E os levantes europeus contra as soluções empacotadas para a crise econômica do bloco – grandes empréstimos aos bancos e apertos nos gastos públicos, que incluem uma série de benefícios para a população? De alguma maneira não pediam um diálogo maior com os anseios da população por soluções menos prováveis, como a da Islândia – que prendeu ex-governantes e banqueiros e construiu uma nova constituição de maneira colaborativa e online?
Finalmente falando de Brasil, o que estamos vivendo nos últimos dias, ainda que com um estopim pequeno como o aumento do transporte público nas principais cidades, mas com claros sinais de que as esferas governamentais não representam seu povo?

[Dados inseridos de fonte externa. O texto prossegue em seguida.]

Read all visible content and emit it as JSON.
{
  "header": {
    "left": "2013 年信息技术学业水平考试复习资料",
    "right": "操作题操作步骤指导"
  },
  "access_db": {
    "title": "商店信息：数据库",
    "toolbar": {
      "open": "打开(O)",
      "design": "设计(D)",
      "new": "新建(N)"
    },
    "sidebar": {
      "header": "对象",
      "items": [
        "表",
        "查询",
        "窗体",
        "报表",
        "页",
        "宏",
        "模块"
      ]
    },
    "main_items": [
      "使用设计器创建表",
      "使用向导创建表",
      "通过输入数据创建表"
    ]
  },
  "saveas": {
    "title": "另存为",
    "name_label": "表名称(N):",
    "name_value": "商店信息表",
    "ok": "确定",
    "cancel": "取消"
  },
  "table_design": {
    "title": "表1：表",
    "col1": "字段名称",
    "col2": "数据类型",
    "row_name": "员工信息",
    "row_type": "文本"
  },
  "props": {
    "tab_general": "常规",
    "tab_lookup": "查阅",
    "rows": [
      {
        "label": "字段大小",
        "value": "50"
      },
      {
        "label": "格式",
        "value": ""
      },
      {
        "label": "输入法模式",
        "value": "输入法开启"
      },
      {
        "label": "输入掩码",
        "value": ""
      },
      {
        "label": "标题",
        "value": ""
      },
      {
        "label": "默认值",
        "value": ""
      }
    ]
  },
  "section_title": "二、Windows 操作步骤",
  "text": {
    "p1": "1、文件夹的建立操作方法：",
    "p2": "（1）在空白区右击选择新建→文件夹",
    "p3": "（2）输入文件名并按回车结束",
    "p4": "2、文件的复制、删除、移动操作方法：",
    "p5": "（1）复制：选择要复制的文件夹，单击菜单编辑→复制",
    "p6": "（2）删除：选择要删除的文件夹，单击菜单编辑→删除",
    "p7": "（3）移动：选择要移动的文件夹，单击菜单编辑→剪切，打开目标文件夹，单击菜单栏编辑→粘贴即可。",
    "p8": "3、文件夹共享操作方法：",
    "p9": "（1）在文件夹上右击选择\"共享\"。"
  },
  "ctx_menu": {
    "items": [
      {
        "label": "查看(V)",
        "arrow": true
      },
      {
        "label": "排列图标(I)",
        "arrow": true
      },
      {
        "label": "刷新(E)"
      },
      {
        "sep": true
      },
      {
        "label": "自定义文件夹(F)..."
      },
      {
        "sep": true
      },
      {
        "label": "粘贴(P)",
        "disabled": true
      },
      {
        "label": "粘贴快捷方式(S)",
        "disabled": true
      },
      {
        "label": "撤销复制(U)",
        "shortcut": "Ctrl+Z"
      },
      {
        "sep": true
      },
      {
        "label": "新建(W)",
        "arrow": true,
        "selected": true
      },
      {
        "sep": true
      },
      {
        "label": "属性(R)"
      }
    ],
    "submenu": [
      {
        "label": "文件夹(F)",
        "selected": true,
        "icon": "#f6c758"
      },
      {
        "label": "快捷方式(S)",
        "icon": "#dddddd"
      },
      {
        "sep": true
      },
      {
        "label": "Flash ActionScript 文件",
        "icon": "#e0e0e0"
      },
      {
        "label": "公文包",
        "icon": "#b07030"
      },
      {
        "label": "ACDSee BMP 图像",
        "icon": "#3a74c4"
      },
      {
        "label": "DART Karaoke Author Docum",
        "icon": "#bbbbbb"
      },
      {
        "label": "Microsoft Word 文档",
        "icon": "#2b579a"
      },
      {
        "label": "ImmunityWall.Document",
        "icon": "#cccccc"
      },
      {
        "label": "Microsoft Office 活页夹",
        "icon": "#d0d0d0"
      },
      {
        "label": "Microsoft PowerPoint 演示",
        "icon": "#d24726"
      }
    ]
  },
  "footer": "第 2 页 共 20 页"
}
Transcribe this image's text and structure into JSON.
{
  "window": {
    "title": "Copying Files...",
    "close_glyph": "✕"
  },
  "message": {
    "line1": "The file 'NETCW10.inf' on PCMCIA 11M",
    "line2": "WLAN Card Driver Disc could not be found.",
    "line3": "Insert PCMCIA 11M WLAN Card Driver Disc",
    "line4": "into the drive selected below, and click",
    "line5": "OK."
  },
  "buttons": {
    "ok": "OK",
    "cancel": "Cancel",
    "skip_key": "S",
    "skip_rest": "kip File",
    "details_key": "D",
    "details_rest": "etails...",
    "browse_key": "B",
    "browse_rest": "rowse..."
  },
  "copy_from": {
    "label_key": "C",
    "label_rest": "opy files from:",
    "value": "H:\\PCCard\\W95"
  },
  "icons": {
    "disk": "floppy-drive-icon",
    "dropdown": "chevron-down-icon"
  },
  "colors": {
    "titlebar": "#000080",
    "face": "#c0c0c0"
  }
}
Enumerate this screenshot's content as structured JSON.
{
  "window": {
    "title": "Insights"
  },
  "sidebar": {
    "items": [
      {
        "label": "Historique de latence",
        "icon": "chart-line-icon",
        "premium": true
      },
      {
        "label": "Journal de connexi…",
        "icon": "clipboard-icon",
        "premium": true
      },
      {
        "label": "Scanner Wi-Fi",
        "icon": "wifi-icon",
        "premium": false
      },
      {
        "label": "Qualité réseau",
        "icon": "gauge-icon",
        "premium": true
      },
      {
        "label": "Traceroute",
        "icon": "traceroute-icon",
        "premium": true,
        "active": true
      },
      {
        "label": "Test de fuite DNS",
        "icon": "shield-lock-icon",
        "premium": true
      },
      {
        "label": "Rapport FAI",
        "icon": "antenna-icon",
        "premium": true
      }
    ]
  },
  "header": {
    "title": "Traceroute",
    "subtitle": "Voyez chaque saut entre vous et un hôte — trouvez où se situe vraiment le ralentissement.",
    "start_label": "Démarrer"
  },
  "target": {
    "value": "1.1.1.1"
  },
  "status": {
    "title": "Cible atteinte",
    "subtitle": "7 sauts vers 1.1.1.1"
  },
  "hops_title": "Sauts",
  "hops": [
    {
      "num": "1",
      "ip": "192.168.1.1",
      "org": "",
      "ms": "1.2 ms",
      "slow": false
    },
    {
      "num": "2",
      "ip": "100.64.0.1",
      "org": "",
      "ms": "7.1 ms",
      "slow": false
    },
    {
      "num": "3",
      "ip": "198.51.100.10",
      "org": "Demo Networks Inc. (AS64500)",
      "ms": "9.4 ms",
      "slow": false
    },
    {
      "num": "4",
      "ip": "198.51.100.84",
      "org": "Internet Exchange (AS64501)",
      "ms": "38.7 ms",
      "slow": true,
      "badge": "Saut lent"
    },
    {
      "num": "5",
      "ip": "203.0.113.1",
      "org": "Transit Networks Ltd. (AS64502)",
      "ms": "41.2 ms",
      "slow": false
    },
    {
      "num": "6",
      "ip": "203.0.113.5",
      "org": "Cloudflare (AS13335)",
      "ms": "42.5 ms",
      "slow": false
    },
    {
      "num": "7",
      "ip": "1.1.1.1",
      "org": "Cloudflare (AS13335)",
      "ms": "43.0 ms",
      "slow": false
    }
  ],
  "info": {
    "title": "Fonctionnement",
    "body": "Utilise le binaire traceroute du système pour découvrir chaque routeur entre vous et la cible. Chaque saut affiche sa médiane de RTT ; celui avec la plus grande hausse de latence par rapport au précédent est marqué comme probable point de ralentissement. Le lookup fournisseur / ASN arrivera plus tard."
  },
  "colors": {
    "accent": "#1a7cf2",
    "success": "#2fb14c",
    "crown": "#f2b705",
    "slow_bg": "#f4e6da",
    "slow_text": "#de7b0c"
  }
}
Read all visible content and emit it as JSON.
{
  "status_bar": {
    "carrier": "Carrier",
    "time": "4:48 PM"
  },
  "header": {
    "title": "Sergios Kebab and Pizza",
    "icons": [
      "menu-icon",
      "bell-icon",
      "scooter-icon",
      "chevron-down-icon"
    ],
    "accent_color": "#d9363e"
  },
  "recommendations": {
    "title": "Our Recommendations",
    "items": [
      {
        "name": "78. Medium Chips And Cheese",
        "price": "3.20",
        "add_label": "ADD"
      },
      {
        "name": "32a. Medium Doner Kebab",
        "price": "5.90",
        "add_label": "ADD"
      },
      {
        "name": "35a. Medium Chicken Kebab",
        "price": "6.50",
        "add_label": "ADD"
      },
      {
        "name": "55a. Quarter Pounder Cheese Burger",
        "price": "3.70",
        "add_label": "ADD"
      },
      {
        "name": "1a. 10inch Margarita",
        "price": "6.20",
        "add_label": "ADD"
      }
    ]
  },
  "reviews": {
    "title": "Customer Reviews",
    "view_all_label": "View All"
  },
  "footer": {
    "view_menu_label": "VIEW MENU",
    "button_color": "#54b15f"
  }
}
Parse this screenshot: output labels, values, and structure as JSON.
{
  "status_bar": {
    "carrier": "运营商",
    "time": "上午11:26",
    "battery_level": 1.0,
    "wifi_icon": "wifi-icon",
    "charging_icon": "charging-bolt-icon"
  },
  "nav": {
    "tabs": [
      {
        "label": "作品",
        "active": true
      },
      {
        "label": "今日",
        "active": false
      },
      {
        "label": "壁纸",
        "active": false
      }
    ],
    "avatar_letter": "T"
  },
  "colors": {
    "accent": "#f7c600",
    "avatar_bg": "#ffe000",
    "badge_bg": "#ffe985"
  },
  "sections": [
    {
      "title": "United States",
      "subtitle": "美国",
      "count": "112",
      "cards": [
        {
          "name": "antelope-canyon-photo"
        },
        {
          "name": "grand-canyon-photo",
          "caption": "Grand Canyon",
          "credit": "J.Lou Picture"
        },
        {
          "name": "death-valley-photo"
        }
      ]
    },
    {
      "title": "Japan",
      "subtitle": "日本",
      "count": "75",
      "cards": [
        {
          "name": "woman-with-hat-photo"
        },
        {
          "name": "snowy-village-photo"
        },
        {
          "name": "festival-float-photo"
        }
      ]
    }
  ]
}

Para Lévy, o sofativismo é uma forma alternativa para o cidadão fazer o mesmo que o ativista tradicional, mas dispondo de ferramentas digitais. Na prática, o sofativismo ajuda a manter as pessoas informadas sobre os diferentes pontos de vista e, assim, a definirem posições sobre temas importantes.
Muitos focam-se nas imagens da repressão policial durante o Quarto Ato contra o Aumento das Passagens, mas se esquecem que uma semana antes, durante o Primeiro Ato, o Movimento pelo Passe Livre levou às ruas menos de 1000 pessoas. Ou seja: antes mesmo das cenas de violência policial desnecessária, até os telespectadores do programa do Datena já eram favoráveis aos manifestantes, com ou sem baderna, e não foi a TV que formou esta opinião.
E o que vem agora que levamos centenas de milhares de pessoas para as ruas? Agora é que o sofativismo deve manter todos em alerta.
A Internet deve continuar quente, sim. Deve ser o palco do aprofundamento de discussões importantes. É ali que iremos entender melhor que “Fora Dilma, Alckmin e Haddad” ou “Chega de corrupção desses canalhas do Congresso” servem como gritos na rua, mas não como bandeira do movimento. Se fosse assim, o Movimento Cansei teria tido algum êxito. A passeata contra o Mensalão, também. Longe de defender que o fim da mobilização deve acontecer quando o governo baixar as tarifas de ônibus, mas discutir transporte público nas principais capitais do país já é um imenso desafio!
Não é depois de ter mobilizado todas as pessoas conectadas e de levar uma boa parte delas às ruas sem a ajuda dos principais veículos do país que agora devemos seguir uma cartilha de manifestação dos jornais, só porque eles mudaram de idéia (#TEAMManifestantes?).
É muito fácil para alguém que viu tudo de fora até ontem mencionar o que está faltando para o protesto enfim se tornar “legítimo”. Se bem que, num momento em que a opinião pública é favorável, todo mundo vai dizer que já apoiava as manifestações desde sempre. Ainda bem que inventaram o permalink.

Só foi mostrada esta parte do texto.